Though deep in her heart she was glad to be seeing the last of Mr. Oram, she knew him to be her only link, in London, with Miles Rushworth.
“Should Mr. Rushworth cable me instructions to do so, I shall of course transmit to you any money or any messages he may choose to send through me. But, apart from that, it is clear that in your own interest Roger Gretorex’s legal adviser should have no more communication with you.”
That same afternoon Philip Paxton-Smith had his first interview with Ivy Lexton. Unlike John Oram, he took an instant fancy to the prettiest client and most attractive little woman, so he told himself, that a Providence which was apt to be kind in that way to the shrewd and popular solicitor had ever sent his way.
So it was that, after a very few moments, Ivy found herself chatting to him almost happily.
He listened with unaffected, indeed absorbed, interest to her sentimental half-true, half-false, account of her first meeting with Roger Gretorex. Of how the young man had “fallen for her” at once, and how she had seen coming, and tried to stave off, his declaration of passionate love.
She also managed to convey to her new friend’s sympathetic ears what manner of man she now desired Jervis Lexton to be supposed to have been. Easygoing, good-tempered, devoted to her, and yet entirely selfish, frightfully extravagant, and, when they were not out together enjoying a good time, a great deal at his club.
“Poor lonely little woman,” said the lawyer to himself. “The real wonder is that she remained as straight as she did.”
Paxton-Smith and his partner did a very different class of business from that associated with the firm of which John Oram was now senior partner. They were constantly associated with what are loosely called “society cases,” and Paxton-Smith himself, something of a gay bachelor, was seen a good deal in that section of the London world which seems to live for pleasure. He was well liked by men. As for women, well, he liked women—and they liked him too.
During his first interview with Ivy Lexton, after he had, as he believed, won her entire confidence, he cleverly led her to give an almost verbatim report of the conversation which she had had with Inspector Orpington. And though once or twice he shook his head when he heard what she had admitted, he was able to do to her what he failed to do to himself, that is, make her believe that, on the whole, she had been wise rather than unwise in her dealings with the man in whose charge had been the preliminary inquiries concerning her husband’s death.
Philip Paxton-Smith was both a clever man and a clever lawyer. But “this dear little woman,” as he already called her to himself, was more than a match for him.
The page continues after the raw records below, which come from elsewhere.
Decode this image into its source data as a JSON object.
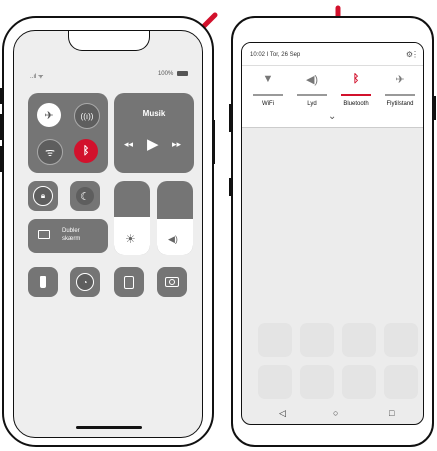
{
  "iphone": {
    "status_signal": "..ıl ᯤ",
    "battery_percent": "100%",
    "media_title": "Musik",
    "screen_mirroring_line1": "Dubler",
    "screen_mirroring_line2": "skærm",
    "icons": {
      "airplane": "airplane-icon",
      "cellular": "cellular-icon",
      "wifi": "wifi-icon",
      "bluetooth": "bluetooth-icon",
      "rotation_lock": "rotation-lock-icon",
      "do_not_disturb": "moon-icon",
      "brightness": "brightness-icon",
      "volume": "volume-icon",
      "flashlight": "flashlight-icon",
      "timer": "timer-icon",
      "calculator": "calculator-icon",
      "camera": "camera-icon"
    }
  },
  "android": {
    "status_text": "10:02 I Tor, 26 Sep",
    "quick_settings": [
      {
        "label": "WiFi",
        "icon": "wifi-icon",
        "active": false
      },
      {
        "label": "Lyd",
        "icon": "sound-icon",
        "active": false
      },
      {
        "label": "Bluetooth",
        "icon": "bluetooth-icon",
        "active": true
      },
      {
        "label": "Flytilstand",
        "icon": "airplane-icon",
        "active": false
      }
    ]
  },
  "colors": {
    "accent": "#d2112c",
    "tile": "#757575",
    "screen_bg": "#eeeeee"
  }
}
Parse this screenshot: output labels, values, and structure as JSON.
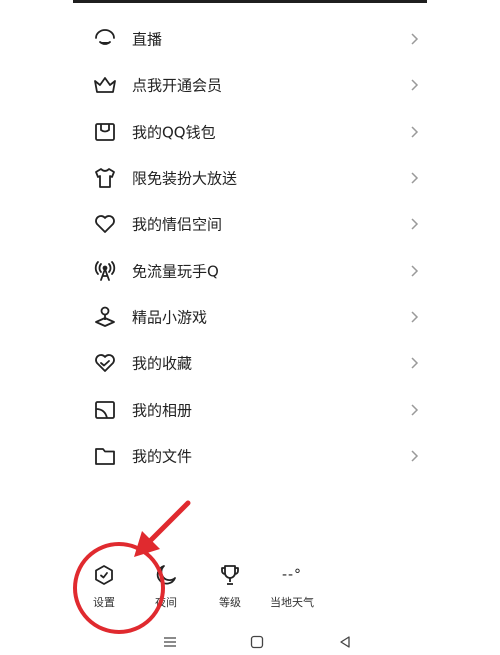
{
  "menu": {
    "items": [
      {
        "label": "直播",
        "icon": "live-icon"
      },
      {
        "label": "点我开通会员",
        "icon": "crown-icon"
      },
      {
        "label": "我的QQ钱包",
        "icon": "wallet-icon"
      },
      {
        "label": "限免装扮大放送",
        "icon": "tshirt-icon"
      },
      {
        "label": "我的情侣空间",
        "icon": "heart-icon"
      },
      {
        "label": "免流量玩手Q",
        "icon": "signal-tower-icon"
      },
      {
        "label": "精品小游戏",
        "icon": "joystick-icon"
      },
      {
        "label": "我的收藏",
        "icon": "favorite-heart-icon"
      },
      {
        "label": "我的相册",
        "icon": "album-icon"
      },
      {
        "label": "我的文件",
        "icon": "folder-icon"
      }
    ]
  },
  "bottombar": {
    "settings_label": "设置",
    "night_label": "夜间",
    "level_label": "等级",
    "weather_label": "当地天气",
    "weather_value": "--°"
  },
  "colors": {
    "annotation": "#e02a2f",
    "text": "#222222",
    "chevron": "#9a9a9a"
  }
}
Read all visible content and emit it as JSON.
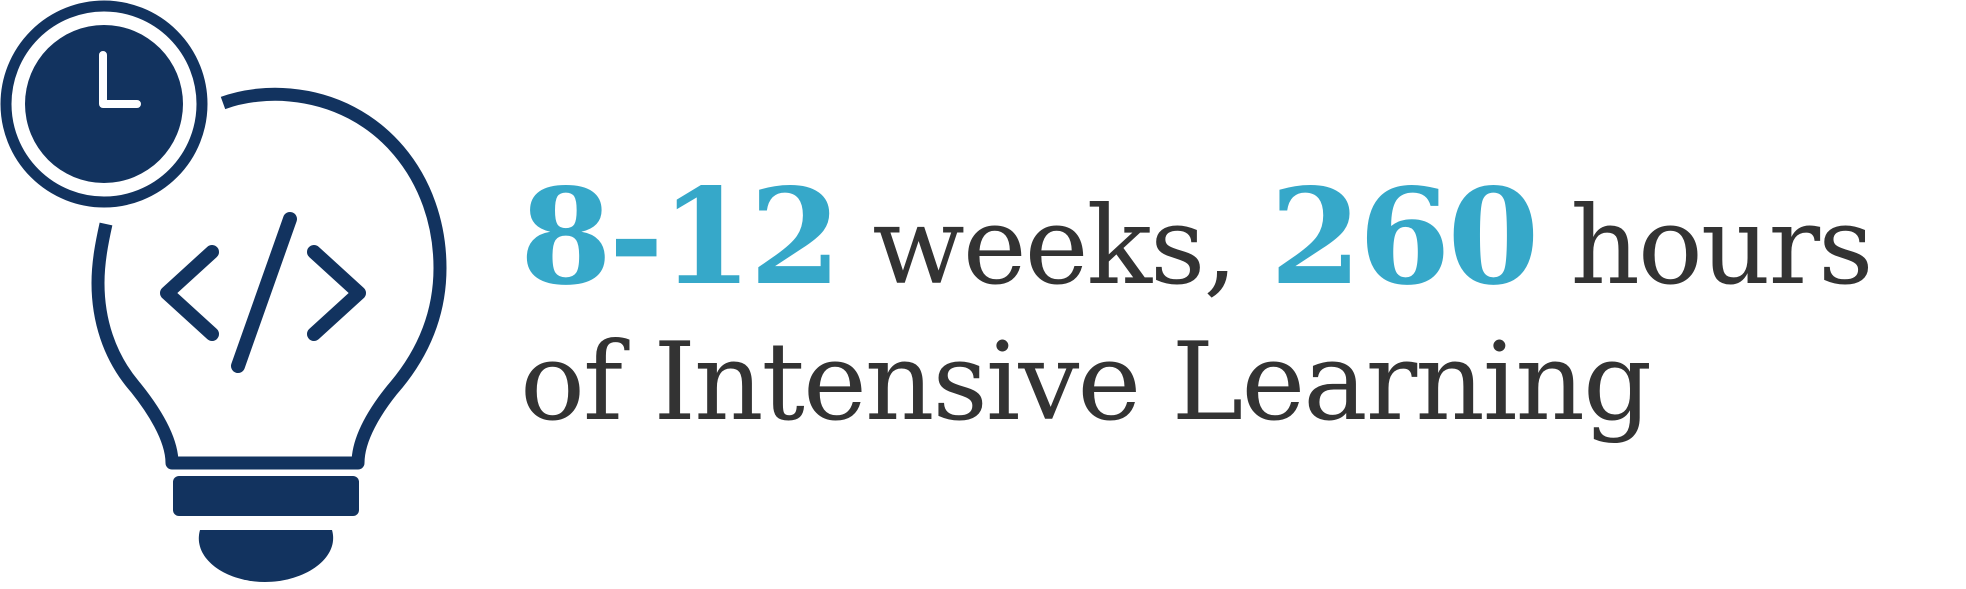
{
  "icon": {
    "name": "lightbulb-code-clock-icon",
    "colors": {
      "primary": "#12335f",
      "accent": "#36a8c9",
      "text": "#333333",
      "background": "#ffffff"
    }
  },
  "headline": {
    "duration_value": "8-12",
    "duration_unit": "weeks,",
    "hours_value": "260",
    "hours_unit": "hours",
    "line2": "of Intensive Learning"
  }
}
How amazed would he have been could some entity outside himself have been able to convince him, at the end of the two and a half hours that he spent with Ivy Lexton that afternoon, that she had, as a matter of fact, so completely deceived him as to make him believe her everything she was not!
True, he had begun by thinking her just a little stupid; but he had ended by realising that she was far more intelligent than many of the women with whom he was in contact. That, naturally, had made him like her all the more, for there is nothing more tiresome or annoying to any good lawyer than having to deal with a dull and obstinate client.
As for Ivy, she was happier after Paxton-Smith had left her than she had felt since the terrible moment when the card of Inspector Orpington had first been brought in to her.
Not only did the genial lawyer inspire her with confidence, but she was naturally pleased and relieved to feel that he believed everything she told him. It was such a comfort, such a moral support, to feel that he “liked” her, and that he was going to do his very best to help her through what even she now realised was going to be a dangerous and anxious time.
By the morning following the day of Ivy’s first memorable interview with her lawyer, it was obvious to all those concerned with the case that what was already called “The Lexton Mystery” was going to develop into a cause célèbre.